Было уже далеко за полночь, когда Лутра почувствовал, что над ним не смыкаются больше высокие сосны и, судя по колыханию тумана, он дошел до подножия большой скалы. Да и воздух здесь другой. Аромат сырой смолы сменился горьковатым вольным запахом можжевельника и почти земляным духом выветривающегося камня.

Лутра немного отдохнул — переход по холодному снежному месиву был нелегок, — основательно обнюхал уступ отвесной скалы, затем вошел в пещеру, как путник — в придорожный трактир, где еще у его деда был постоянный столик.
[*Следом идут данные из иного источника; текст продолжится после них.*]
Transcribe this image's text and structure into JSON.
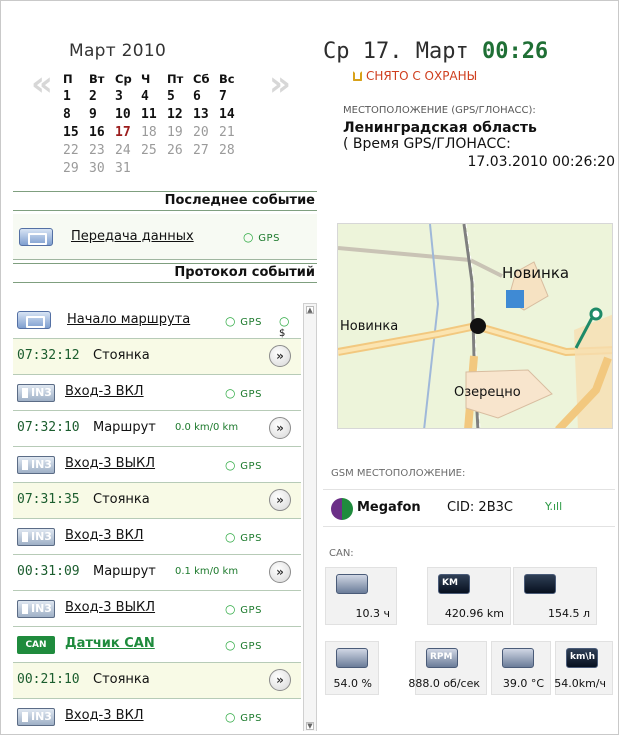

В пещере было много темнее, чем снаружи, но зато не было тумана, и потому Лутра видел куда лучше, чем под открытым небом. Он обнюхал ложе, сохранившее очертания его тела, попытался приподняться, поскольку помнил, что так можно сбить более низко прилепившихся летучих мышей, и долго рассматривал эти маленькие скрипучие зонтики, зная: как только он опрокинется на спину, ему станет больно. Но так как голод был сильнее боязни боли, Лутра быстро смахнул двух летучих мышей и уже во время падения почувствовал, что этого ему делать нельзя: все тело его содрогнулось от мучительной боли, а летучие мыши тем временем попытались от него уползти. Но, разумеется, лишь попытались.

Растревоженная тишина вскоре вновь сгущается. Лутра спит — глаза, во всяком случае, у него закрыты, — и летучие мыши спят, а снаружи туман лижет скалу.

Но вот Лутра проснулся. Он лег спать усталый, но сытый, утолив голод летучими мышами. Его окружали стены уже знакомой пещеры, вода прежним голосом отдавала распоряжения носящимся по волнам льдинам, и в спокойном глубоком сне точно испарились все его воспоминания о зимнем странствовании.